Nicht den Tod will er hier "bewältigen", nein, nur den Ritus der Totenfeier und Beerdigung. 

Das Lesen solcher Wort macht beklommen. Ist denn der Tod vor allem ein "Ritus"? Ganz das aber glaubt man, diesen Worten von Habermas entnehmen zu müssen. Es scheint Habermas hier in keiner Weise um die Bewältigung der Tatsache der Sterblichkeit des Menschen an sich zu gehen, sondern nur um die "Bewältigung" einer "rite de passage", etwa so ähnlich wie eine Mutter oder Schwiegermutter besorgt an die "Bewältigung" all der vielen Hochzeitsfeierlichkeiten ihrer Tochter denken mag ...

Alter Friedhof Schwerin (Symbolbild) (Fotograf Niteshift) (Wiki)

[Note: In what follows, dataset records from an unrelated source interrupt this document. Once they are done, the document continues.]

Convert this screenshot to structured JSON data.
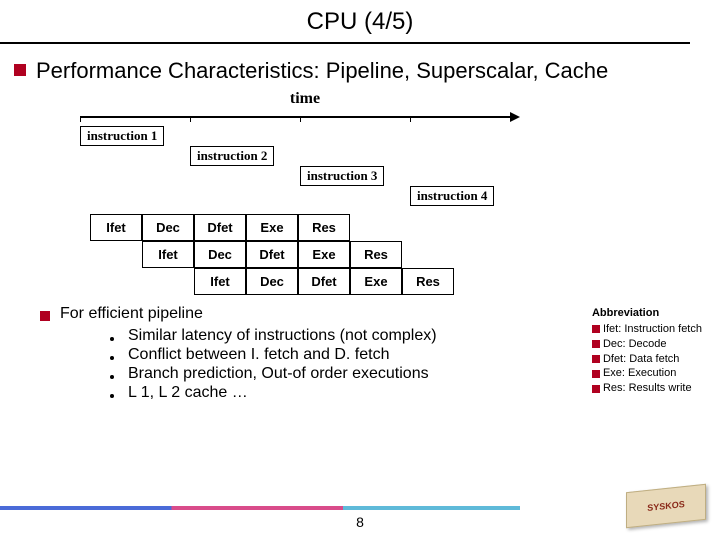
{
  "title": "CPU (4/5)",
  "subhead": "Performance Characteristics: Pipeline, Superscalar, Cache",
  "timeline": {
    "axis_label": "time",
    "instructions": [
      "instruction 1",
      "instruction 2",
      "instruction 3",
      "instruction 4"
    ]
  },
  "stages": {
    "row1": [
      "Ifet",
      "Dec",
      "Dfet",
      "Exe",
      "Res"
    ],
    "row2": [
      "Ifet",
      "Dec",
      "Dfet",
      "Exe",
      "Res"
    ],
    "row3": [
      "Ifet",
      "Dec",
      "Dfet",
      "Exe",
      "Res"
    ]
  },
  "abbrev": {
    "title": "Abbreviation",
    "items": [
      "Ifet: Instruction fetch",
      "Dec: Decode",
      "Dfet: Data fetch",
      "Exe: Execution",
      "Res: Results write"
    ]
  },
  "efficient": {
    "heading": "For efficient pipeline",
    "points": [
      "Similar latency of instructions (not complex)",
      "Conflict between I. fetch and D. fetch",
      "Branch prediction, Out-of order executions",
      "L 1, L 2 cache …"
    ]
  },
  "page_number": "8",
  "logo_text": "SYSKOS"
}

Sind es nicht gerade jene seelenlosen Förmlichkeiten gewesen, die einen Theodor Storm haben aussprechen lassen: "Auch bleib der Priester meinem Grabe fern ..."? Und um genau dieses von der Größe des Todes ablenkenden "Klingelings" willen bandelt Herr Habermas jetzt wieder mit dem lieben Benediktus an?

Als stünde eine "institutionalisierte", "kirchliche" Beerdigungsfeier nicht in der gleichen Gefahr, in Peinlichkeit auszuarten als eine nicht-institutionalisierte, nicht-christliche ...

Aber das war ja nur die - sehr beklommen stimmende - Einleitung. Herr Habermas sagt dann wieder etwas eigentlich völlig Verrücktes für einen echten Atheisten (1):

"... Umgekehrt darf sich die säkulare Vernunft nicht zur Richterin über Glaubenswahrheiten aufwerfen, auch wenn sie im Ergebnis nur das, was sie in ihre eigenen, im Prinzip allgemein zugänglichen Diskurse übersetzen kann, als vernünftig akzeptiert."

Später sagt Habermas (1):

"... Vielmehr muß der liberale Staat dann auch von seinen säkularen Bürgern erwarten, daß sie in ihrer Rolle als Staatsbürger religiöse Äußerungen nicht für schlechthin irrational halten. Angesichts der Verbreitung eines wissenschaftsgläubigen Naturalismus ist das keine selbstverständliche Voraussetzung."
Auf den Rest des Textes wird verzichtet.